Taking into account as you @stapelberg mentioned that no-one cares on .proto files so is it really possible to make the very same described in 1. just having only compiled sources as bitbucket.org/lib-scope/go-mod-lib without raw proto definitions from github.com/definition-scope/raw-protos.git at all.

To summarize. As in basics it looks preatty clear the —proto_path idea so in practice is it really possible (intended) to run imports from the external repositories (.protos or compiled .go sources)

Thank you

Comment From: stapelberg

I recommend thinking about the workflow in terms of two separate, independent compilations: protoc compilation vs. Go compilation.

When you invoke protoc, it is your responsibility to arrange for all necessary .proto files to be present. protoc does not care about your repository structure, it only sees .proto files.

The go tool only deals with Go code, it does not know what .proto files are. So, it is your responsibility to place the output of protoc (generated .pb.go code) in the correct place for the go tool to pick it up.

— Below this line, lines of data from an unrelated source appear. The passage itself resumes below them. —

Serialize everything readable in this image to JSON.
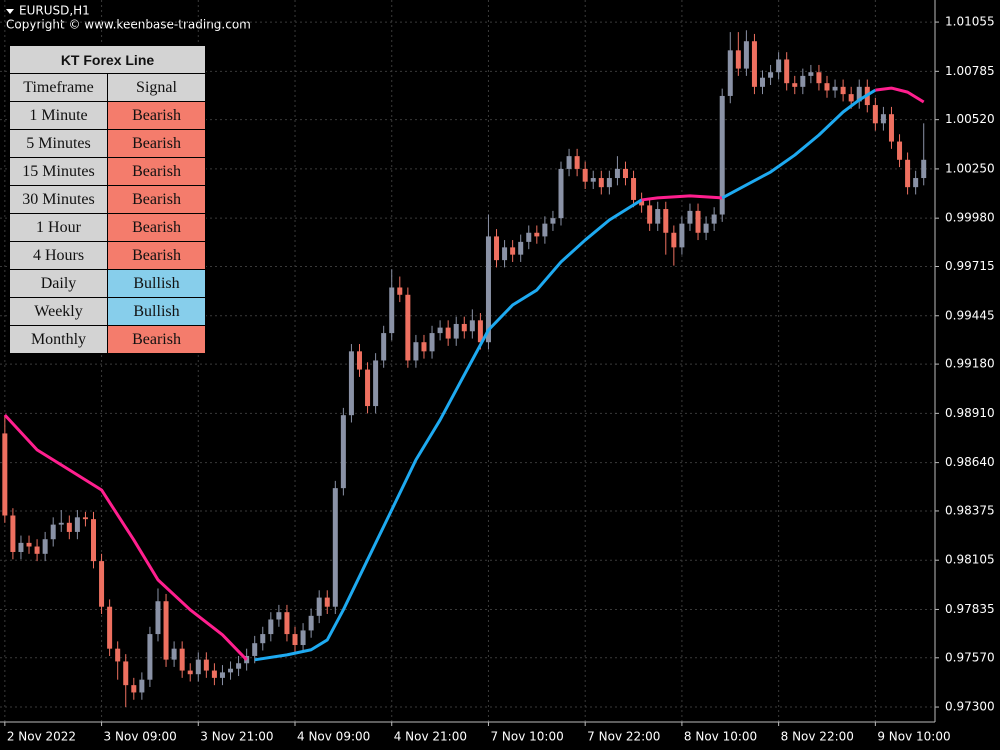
{
  "chart_data": {
    "type": "candlestick",
    "symbol_label": "EURUSD,H1",
    "copyright": "Copyright © www.keenbase-trading.com",
    "up_color": "#8a92a6",
    "down_color": "#ee7060",
    "grid": true,
    "xlim": [
      -0.6,
      115.4
    ],
    "ylim": [
      0.97218,
      1.01176
    ],
    "xticks": [
      {
        "value": 0,
        "label": "2 Nov 2022"
      },
      {
        "value": 12,
        "label": "3 Nov 09:00"
      },
      {
        "value": 24,
        "label": "3 Nov 21:00"
      },
      {
        "value": 36,
        "label": "4 Nov 09:00"
      },
      {
        "value": 48,
        "label": "4 Nov 21:00"
      },
      {
        "value": 60,
        "label": "7 Nov 10:00"
      },
      {
        "value": 72,
        "label": "7 Nov 22:00"
      },
      {
        "value": 84,
        "label": "8 Nov 10:00"
      },
      {
        "value": 96,
        "label": "8 Nov 22:00"
      },
      {
        "value": 108,
        "label": "9 Nov 10:00"
      }
    ],
    "yticks": [
      1.01055,
      1.00785,
      {
        "value": 1.0052,
        "label": "1.00520"
      },
      {
        "value": 1.0025,
        "label": "1.00250"
      },
      {
        "value": 0.9998,
        "label": "0.99980"
      },
      0.99715,
      0.99445,
      {
        "value": 0.9918,
        "label": "0.99180"
      },
      {
        "value": 0.9891,
        "label": "0.98910"
      },
      {
        "value": 0.9864,
        "label": "0.98640"
      },
      0.98375,
      0.98105,
      0.97835,
      {
        "value": 0.9757,
        "label": "0.97570"
      },
      {
        "value": 0.973,
        "label": "0.97300"
      }
    ],
    "open": [
      0.988,
      0.9835,
      0.9815,
      0.982,
      0.9818,
      0.9814,
      0.9822,
      0.983,
      0.9831,
      0.9826,
      0.9834,
      0.9833,
      0.981,
      0.9785,
      0.9762,
      0.9755,
      0.9742,
      0.9738,
      0.9745,
      0.977,
      0.9788,
      0.9756,
      0.9762,
      0.975,
      0.9748,
      0.9756,
      0.975,
      0.9746,
      0.9749,
      0.9751,
      0.9754,
      0.9758,
      0.9765,
      0.977,
      0.9778,
      0.9782,
      0.977,
      0.9764,
      0.9772,
      0.978,
      0.979,
      0.9785,
      0.985,
      0.989,
      0.9925,
      0.9915,
      0.9895,
      0.992,
      0.9935,
      0.996,
      0.9956,
      0.992,
      0.993,
      0.9925,
      0.9935,
      0.9938,
      0.9932,
      0.994,
      0.9936,
      0.9942,
      0.993,
      0.9988,
      0.9975,
      0.9982,
      0.9978,
      0.9985,
      0.999,
      0.9988,
      0.9995,
      0.9998,
      1.0025,
      1.0032,
      1.0025,
      1.0018,
      1.002,
      1.0015,
      1.002,
      1.0025,
      1.002,
      1.0008,
      1.0005,
      0.9995,
      1.0003,
      0.999,
      0.9982,
      0.9995,
      1.0002,
      0.999,
      0.9995,
      1.0,
      1.0065,
      1.009,
      1.008,
      1.0095,
      1.007,
      1.0075,
      1.0078,
      1.0085,
      1.0072,
      1.007,
      1.0076,
      1.0078,
      1.0072,
      1.0068,
      1.007,
      1.0066,
      1.0062,
      1.007,
      1.006,
      1.005,
      1.0055,
      1.004,
      1.003,
      1.0015,
      1.002
    ],
    "high": [
      0.989,
      0.9839,
      0.9824,
      0.9824,
      0.9822,
      0.9826,
      0.9834,
      0.9838,
      0.9835,
      0.9838,
      0.9837,
      0.9837,
      0.9814,
      0.9789,
      0.9766,
      0.9759,
      0.9746,
      0.9749,
      0.9774,
      0.9795,
      0.9792,
      0.9766,
      0.9766,
      0.9754,
      0.976,
      0.976,
      0.9754,
      0.9753,
      0.9755,
      0.9758,
      0.9762,
      0.9769,
      0.9774,
      0.9782,
      0.9786,
      0.9786,
      0.9774,
      0.9776,
      0.9784,
      0.9794,
      0.9794,
      0.9854,
      0.9894,
      0.9929,
      0.9929,
      0.9919,
      0.9924,
      0.9939,
      0.997,
      0.9966,
      0.996,
      0.9934,
      0.9934,
      0.9939,
      0.9942,
      0.9942,
      0.9944,
      0.9944,
      0.9948,
      0.9946,
      1.0,
      0.9992,
      0.9986,
      0.9986,
      0.9989,
      0.9994,
      0.9994,
      0.9999,
      1.0002,
      1.0029,
      1.0036,
      1.0036,
      1.0029,
      1.0024,
      1.0024,
      1.0024,
      1.0032,
      1.0029,
      1.0024,
      1.0012,
      1.0009,
      1.0007,
      1.0007,
      0.9994,
      0.9999,
      1.0006,
      1.0006,
      0.9999,
      1.0004,
      1.0069,
      1.01,
      1.01,
      1.0101,
      1.0099,
      1.0079,
      1.0082,
      1.0089,
      1.0089,
      1.0076,
      1.008,
      1.0082,
      1.0082,
      1.0076,
      1.0074,
      1.0074,
      1.007,
      1.0074,
      1.0074,
      1.0064,
      1.0059,
      1.0059,
      1.0044,
      1.0034,
      1.0024,
      1.005
    ],
    "low": [
      0.9831,
      0.9811,
      0.9811,
      0.9814,
      0.981,
      0.981,
      0.9818,
      0.9826,
      0.9822,
      0.9822,
      0.9829,
      0.9806,
      0.9781,
      0.9758,
      0.9745,
      0.973,
      0.9734,
      0.9734,
      0.9741,
      0.9766,
      0.9752,
      0.9752,
      0.9746,
      0.9744,
      0.9744,
      0.9746,
      0.9742,
      0.9742,
      0.9745,
      0.9747,
      0.975,
      0.9754,
      0.9761,
      0.9766,
      0.9774,
      0.9766,
      0.976,
      0.976,
      0.9768,
      0.9776,
      0.9781,
      0.9781,
      0.9846,
      0.9886,
      0.9911,
      0.9891,
      0.9891,
      0.9916,
      0.9931,
      0.9952,
      0.9916,
      0.9916,
      0.9921,
      0.9921,
      0.9931,
      0.9928,
      0.9928,
      0.9932,
      0.9932,
      0.9926,
      0.9926,
      0.9971,
      0.9971,
      0.9974,
      0.9974,
      0.9981,
      0.9984,
      0.9984,
      0.9991,
      0.9994,
      1.0021,
      1.0021,
      1.0014,
      1.0014,
      1.0011,
      1.0011,
      1.0016,
      1.0016,
      1.0004,
      1.0001,
      0.9991,
      0.9991,
      0.9978,
      0.9972,
      0.9978,
      0.9991,
      0.9986,
      0.9986,
      0.9991,
      0.9996,
      1.0061,
      1.0076,
      1.0076,
      1.0066,
      1.0066,
      1.0071,
      1.0074,
      1.0068,
      1.0066,
      1.0066,
      1.0072,
      1.0068,
      1.0064,
      1.0064,
      1.0062,
      1.0058,
      1.0058,
      1.0056,
      1.0046,
      1.0046,
      1.0036,
      1.0026,
      1.0011,
      1.0011,
      1.0016
    ],
    "close": [
      0.9835,
      0.9815,
      0.982,
      0.9818,
      0.9814,
      0.9822,
      0.983,
      0.9831,
      0.9826,
      0.9834,
      0.9833,
      0.981,
      0.9785,
      0.9762,
      0.9755,
      0.9742,
      0.9738,
      0.9745,
      0.977,
      0.9788,
      0.9756,
      0.9762,
      0.975,
      0.9748,
      0.9756,
      0.975,
      0.9746,
      0.9749,
      0.9751,
      0.9754,
      0.9758,
      0.9765,
      0.977,
      0.9778,
      0.9782,
      0.977,
      0.9764,
      0.9772,
      0.978,
      0.979,
      0.9785,
      0.985,
      0.989,
      0.9925,
      0.9915,
      0.9895,
      0.992,
      0.9935,
      0.996,
      0.9956,
      0.992,
      0.993,
      0.9925,
      0.9935,
      0.9938,
      0.9932,
      0.994,
      0.9936,
      0.9942,
      0.993,
      0.9988,
      0.9975,
      0.9982,
      0.9978,
      0.9985,
      0.999,
      0.9988,
      0.9995,
      0.9998,
      1.0025,
      1.0032,
      1.0025,
      1.0018,
      1.002,
      1.0015,
      1.002,
      1.0025,
      1.002,
      1.0008,
      1.0005,
      0.9995,
      1.0003,
      0.999,
      0.9982,
      0.9995,
      1.0002,
      0.999,
      0.9995,
      1.0,
      1.0065,
      1.009,
      1.008,
      1.0095,
      1.007,
      1.0075,
      1.0078,
      1.0085,
      1.0072,
      1.007,
      1.0076,
      1.0078,
      1.0072,
      1.0068,
      1.007,
      1.0066,
      1.0062,
      1.007,
      1.006,
      1.005,
      1.0055,
      1.004,
      1.003,
      1.0015,
      1.002,
      1.003
    ],
    "lines": [
      {
        "color": "#ff1f8e",
        "x": [
          0,
          4,
          8,
          12,
          16,
          19,
          23,
          27,
          30
        ],
        "values": [
          0.98901,
          0.9871,
          0.986,
          0.9849,
          0.98216,
          0.97997,
          0.97833,
          0.97696,
          0.97559
        ]
      },
      {
        "color": "#1eaaf1",
        "x": [
          31,
          35,
          38,
          40,
          42,
          45,
          48,
          51,
          54,
          57,
          60,
          63,
          66,
          69,
          72,
          75,
          79
        ],
        "values": [
          0.97559,
          0.97586,
          0.97614,
          0.97668,
          0.97833,
          0.98107,
          0.98381,
          0.98655,
          0.98874,
          0.99121,
          0.99367,
          0.99504,
          0.99586,
          0.9974,
          0.9986,
          0.9997,
          1.0008
        ]
      },
      {
        "color": "#ff1f8e",
        "x": [
          79,
          81,
          85,
          89
        ],
        "values": [
          1.0008,
          1.00091,
          1.00102,
          1.00091
        ]
      },
      {
        "color": "#1eaaf1",
        "x": [
          89,
          92,
          95,
          98,
          101,
          104,
          106,
          108
        ],
        "values": [
          1.00091,
          1.00162,
          1.00233,
          1.00326,
          1.00436,
          1.00562,
          1.00628,
          1.00682
        ]
      },
      {
        "color": "#ff1f8e",
        "x": [
          108,
          110,
          112,
          114
        ],
        "values": [
          1.00682,
          1.00693,
          1.00671,
          1.00617
        ]
      }
    ]
  },
  "table": {
    "title": "KT Forex Line",
    "headers": [
      "Timeframe",
      "Signal"
    ],
    "signal_colors": {
      "Bearish": "#f47c6c",
      "Bullish": "#87ceeb"
    },
    "rows": [
      [
        "1 Minute",
        "Bearish"
      ],
      [
        "5 Minutes",
        "Bearish"
      ],
      [
        "15 Minutes",
        "Bearish"
      ],
      [
        "30 Minutes",
        "Bearish"
      ],
      [
        "1 Hour",
        "Bearish"
      ],
      [
        "4 Hours",
        "Bearish"
      ],
      [
        "Daily",
        "Bullish"
      ],
      [
        "Weekly",
        "Bullish"
      ],
      [
        "Monthly",
        "Bearish"
      ]
    ]
  }
}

In Go, the typical way to run external code generator tools is to use go generate (see https://go.dev/blog/generate if you are unfamiliar).

For example, in this repository I’m running protoc via go generate: https://github.com/robustirc/robustirc/blob/64321cf1809f36db5c0c700dcb0ef73bb72bc9a4/internal/proto/generate.go#L5

Note that Go expects module authors to submit any generated code to the repository, so that module users don’t need to be able to re-generate the code. In the example above, you can see snapshot.pb.go submitted in the repository, and users of this code never need to do anything with snapshot.proto — in fact, I could delete snapshot.proto and the program would work the same.

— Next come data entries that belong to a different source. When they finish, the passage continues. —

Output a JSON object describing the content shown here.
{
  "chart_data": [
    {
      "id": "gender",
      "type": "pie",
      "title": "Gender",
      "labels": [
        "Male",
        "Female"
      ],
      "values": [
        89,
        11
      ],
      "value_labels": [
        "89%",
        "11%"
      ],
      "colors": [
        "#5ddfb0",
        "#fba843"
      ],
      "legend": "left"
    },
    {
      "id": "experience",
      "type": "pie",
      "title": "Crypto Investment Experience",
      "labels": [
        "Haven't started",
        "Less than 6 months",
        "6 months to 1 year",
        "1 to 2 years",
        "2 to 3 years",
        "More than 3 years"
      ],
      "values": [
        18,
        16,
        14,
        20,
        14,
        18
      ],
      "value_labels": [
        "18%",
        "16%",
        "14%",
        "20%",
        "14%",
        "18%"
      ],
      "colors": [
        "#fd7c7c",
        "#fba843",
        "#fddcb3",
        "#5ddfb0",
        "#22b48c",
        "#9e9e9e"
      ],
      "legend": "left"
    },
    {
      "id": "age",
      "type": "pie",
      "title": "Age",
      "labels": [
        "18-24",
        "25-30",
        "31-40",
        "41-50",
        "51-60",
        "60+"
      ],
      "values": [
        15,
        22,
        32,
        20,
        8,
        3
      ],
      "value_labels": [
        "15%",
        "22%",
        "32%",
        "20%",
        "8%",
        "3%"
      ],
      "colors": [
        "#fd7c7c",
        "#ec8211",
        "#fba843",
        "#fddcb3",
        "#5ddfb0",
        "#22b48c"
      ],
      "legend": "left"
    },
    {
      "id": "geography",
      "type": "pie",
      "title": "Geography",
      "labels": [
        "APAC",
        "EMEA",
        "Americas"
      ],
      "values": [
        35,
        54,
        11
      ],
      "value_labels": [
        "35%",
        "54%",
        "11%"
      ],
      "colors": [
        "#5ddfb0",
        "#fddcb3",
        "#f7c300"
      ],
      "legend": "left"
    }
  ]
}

So, from the Go module user perspective: Yes, importing generated protobuf code from another repository is totally possible.

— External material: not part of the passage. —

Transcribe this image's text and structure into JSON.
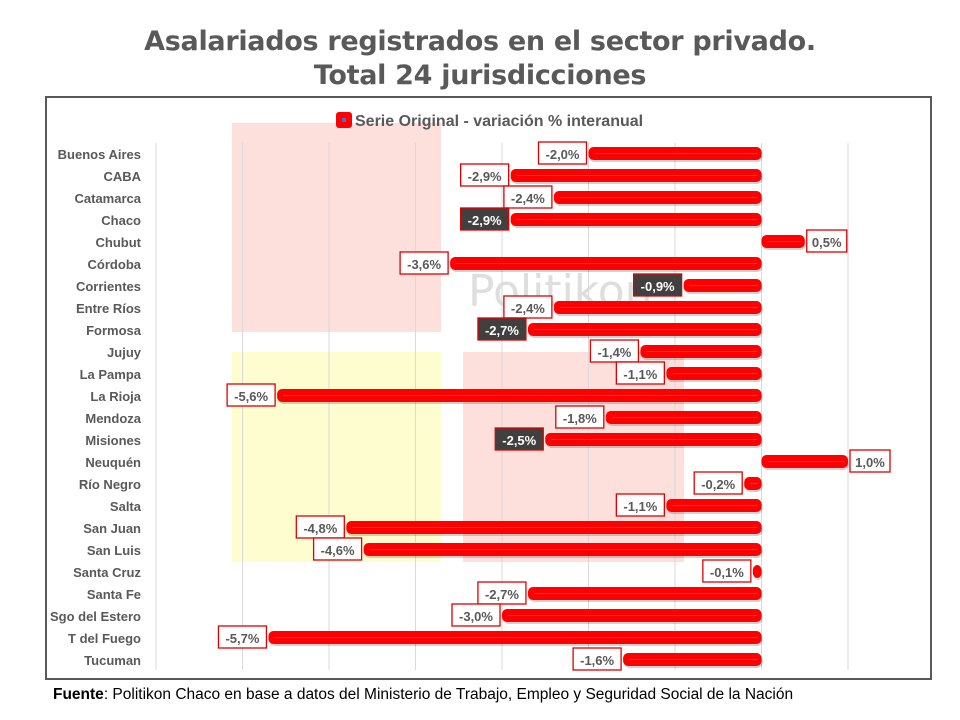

But from the Go module author perspective: You are expected to supply all .go code files, and it’s up to you to structure this process.

So, specifically for your situation, here’s a strawman suggestion: maybe write a shell script that checks out all needed repos in the right way and runs protoc?

I hope this helps. If not, maybe ask around within your company for opinions on how to structure multi-repository build processes in your environment.

Comment From: kudla

So, from the Go module user perspective: Yes, importing generated protobuf code from another repository is totally possible.

Sure. Still my point was to import definition on a protofile level. Similar as we do with google.predefined.types

import "some/custom/lib"

message Definition {
     lib.Primitive property = 1;
}

For my self I ended up with linking proto definitions with git submodule directly to target go module which looks the most simple solution.

Anyway go generate you mentioned is quite interesting new tool I've discovered for my self. Thank you. Still it's not for my case as submodules looks more explicit here for me.

Thank you for sharing your vision.